Here’s how you can create a metric for yesterday’s LY_sales_variance in BigQuery, rolling with yesterday’s date:
-- **Here's how you can create a metric for yesterday's LY_sales_variance in BigQuery, rolling with yesterday's date:**
WITH yesterday_sales AS (
SELECT DATE_SUB(CURRENT_DATE(), INTERVAL 1 DAY) AS date,
SUM(sales) AS sales
FROM your_table
WHERE DATE(date) = DATE_SUB(CURRENT_DATE(), INTERVAL 1 DAY)
GROUP BY date
), last_year_sales AS (
SELECT DATE_SUB(CURRENT_DATE(), INTERVAL 365 DAY) AS date,
SUM(sales) AS sales
FROM your_table
WHERE DATE(date) = DATE_SUB(CURRENT_DATE(), INTERVAL 365 DAY)
GROUP BY date
)
SELECT y.date AS yesterday,
y.sales AS sales_yesterday,
ly.sales AS sales_last_year,
(y.sales - ly.sales) / ly.sales AS LY_sales_variance
FROM yesterday_sales y
CROSS JOIN last_year_sales ly;
This query does the following:
yesterday_sales CTE: This creates a temporary table containing the aggregated sales for yesterday.

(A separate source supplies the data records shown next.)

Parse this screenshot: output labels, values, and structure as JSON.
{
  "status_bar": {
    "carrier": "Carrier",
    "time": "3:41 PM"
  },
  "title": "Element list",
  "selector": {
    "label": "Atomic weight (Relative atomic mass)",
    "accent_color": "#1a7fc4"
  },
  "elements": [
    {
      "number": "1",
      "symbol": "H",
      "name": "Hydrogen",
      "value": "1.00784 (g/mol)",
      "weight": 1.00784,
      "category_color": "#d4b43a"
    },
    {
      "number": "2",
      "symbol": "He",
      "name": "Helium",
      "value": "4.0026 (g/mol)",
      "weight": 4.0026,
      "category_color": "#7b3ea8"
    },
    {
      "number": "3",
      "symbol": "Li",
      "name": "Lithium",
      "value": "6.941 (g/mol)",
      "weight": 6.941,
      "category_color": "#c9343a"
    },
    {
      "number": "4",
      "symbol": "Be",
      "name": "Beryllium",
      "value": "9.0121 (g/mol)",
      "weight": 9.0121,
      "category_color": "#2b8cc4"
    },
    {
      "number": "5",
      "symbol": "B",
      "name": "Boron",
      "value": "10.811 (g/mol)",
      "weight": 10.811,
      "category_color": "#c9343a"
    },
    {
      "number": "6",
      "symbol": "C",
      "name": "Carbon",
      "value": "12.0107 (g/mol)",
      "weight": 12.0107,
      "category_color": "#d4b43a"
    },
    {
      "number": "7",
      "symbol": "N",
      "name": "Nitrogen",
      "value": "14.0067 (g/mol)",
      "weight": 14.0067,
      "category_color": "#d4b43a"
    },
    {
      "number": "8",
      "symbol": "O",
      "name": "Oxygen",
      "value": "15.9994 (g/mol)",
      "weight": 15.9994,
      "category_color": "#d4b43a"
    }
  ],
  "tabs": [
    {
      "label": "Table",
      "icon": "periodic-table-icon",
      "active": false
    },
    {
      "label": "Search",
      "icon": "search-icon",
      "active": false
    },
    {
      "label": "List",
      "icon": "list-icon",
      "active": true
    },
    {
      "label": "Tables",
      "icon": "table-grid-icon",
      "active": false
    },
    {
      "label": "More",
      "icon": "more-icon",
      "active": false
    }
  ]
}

last_year_sales CTE: This creates another temporary table that aggregates the sales for the same date last year.
Main Query: This joins the two CTEs and calculates the LY_sales_variance. This is done by subtracting the sales of the same day last year from yesterday’s sales and then dividing by the sales of the same day last year.
Date Calculation: The query uses DATE_SUB to calculate both yesterday’s date and the date one year ago, ensuring the comparison is always relative to the current date.